6. On the Supreme Court's legalization of "same sex marriage":
The opinion is couched in a style that is as pretentious as its content is egotistic. If, even as the price to be paid for a fifth vote, I ever joined an opinion for the Court that began: 'The Constitution promises liberty to all within its reach, a liberty that includes certain specific rights that allow persons, within a lawful realm, to define and express their identity,' I would hide my head in a bag. The Supreme Court of the United States has descended from the disciplined legal reasoning of John Marshall and Joseph Story to the mystical aphorisms of the fortune cookie.[6] 

7. On ignoring the meaning of words:
Words do have a limited range of meaning, and no interpretation that goes beyond that range is permissible.[7]


[1] Bruce Allen Murphy, Scalia: A Court of One (New York, NY: Simon and Schuster, 2015), 316.

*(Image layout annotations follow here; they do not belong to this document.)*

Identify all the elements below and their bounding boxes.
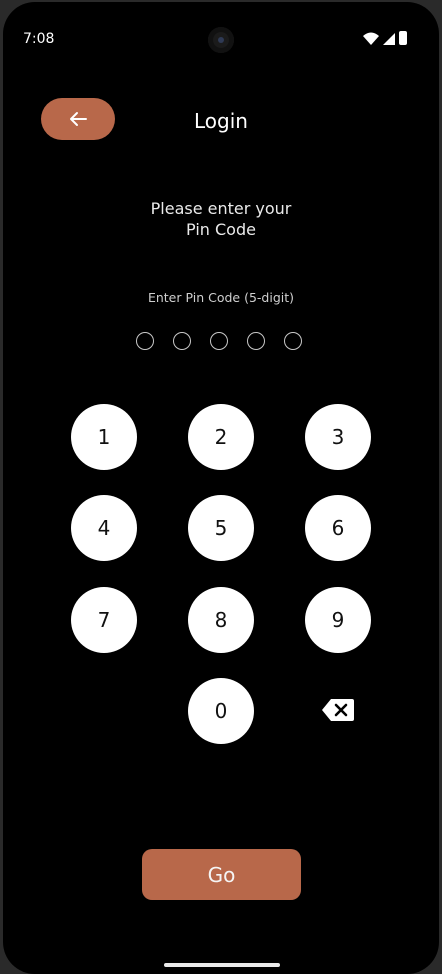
pin-label: Enter Pin Code (5-digit) bbox=[147, 290, 295, 305]
phone-screen: 7:08 Login Please enter your Pin Code En… bbox=[3, 2, 439, 974]
pin-dot bbox=[173, 332, 191, 350]
battery-icon bbox=[399, 31, 407, 45]
wifi-icon bbox=[363, 32, 379, 45]
signal-icon bbox=[383, 33, 395, 45]
pin-prompt-line2: Pin Code bbox=[186, 220, 256, 239]
keypad-key-1[interactable]: 1 bbox=[71, 404, 137, 470]
keypad-key-0[interactable]: 0 bbox=[188, 678, 254, 744]
status-time: 7:08 bbox=[23, 31, 55, 47]
keypad-key-4[interactable]: 4 bbox=[71, 495, 137, 561]
keypad-key-3[interactable]: 3 bbox=[305, 404, 371, 470]
pin-dot bbox=[136, 332, 154, 350]
camera-cutout bbox=[208, 27, 234, 53]
keypad-key-2[interactable]: 2 bbox=[188, 404, 254, 470]
pin-dot bbox=[247, 332, 265, 350]
status-icons bbox=[363, 31, 409, 48]
backspace-button[interactable] bbox=[318, 696, 358, 724]
keypad-key-9[interactable]: 9 bbox=[305, 587, 371, 653]
page-title: Login bbox=[194, 109, 248, 133]
pin-indicator bbox=[136, 332, 308, 356]
keypad-key-8[interactable]: 8 bbox=[188, 587, 254, 653]
home-indicator[interactable] bbox=[164, 963, 280, 967]
pin-dot bbox=[210, 332, 228, 350]
keypad-key-6[interactable]: 6 bbox=[305, 495, 371, 561]
go-button[interactable]: Go bbox=[142, 849, 301, 900]
status-bar: 7:08 bbox=[3, 2, 439, 62]
backspace-icon bbox=[322, 699, 354, 721]
keypad-key-7[interactable]: 7 bbox=[71, 587, 137, 653]
pin-dot bbox=[284, 332, 302, 350]
keypad-key-5[interactable]: 5 bbox=[188, 495, 254, 561]
pin-prompt-line1: Please enter your bbox=[150, 199, 292, 218]
pin-prompt: Please enter your Pin Code bbox=[3, 198, 439, 240]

[2]   Peter Irons, The Steps to the Supreme Court: A Guided Tour of the American Legal System (Hobokon, NJ: John Wiley & Sons, 2012), 181. Scalia also said: 
[The Ten Commandments monument is] a symbol of the fact that government derives its authority from God. And that is, it seems to me, an appropriate symbol to be on state grounds. (Ibid., 180).
[3] "Justices argue international law," Washington Times (April 24, 2005). Retrieved February 15, 2016, from  
[4] Kevin A. Ring, Scalia Dissents: Writings of the Supreme Court's Wittiest, Most Outspoken Justice (Washington, D.C.: Regnery Publishing, 2004), 158.
[5] Ibid., 288.
[6] Leada Gore, "7 best lines from SCOTUS Justice Antonin Scalia's same-sex marriage dissent," Retrieved Febuary 15, 2016, from
[7] Antonin Scalia, A Matter of Interpretation: Federal Courts and the Law, ed., Amy Gutmann (Princeton, NJ: Princeton University Press, 1997), viii.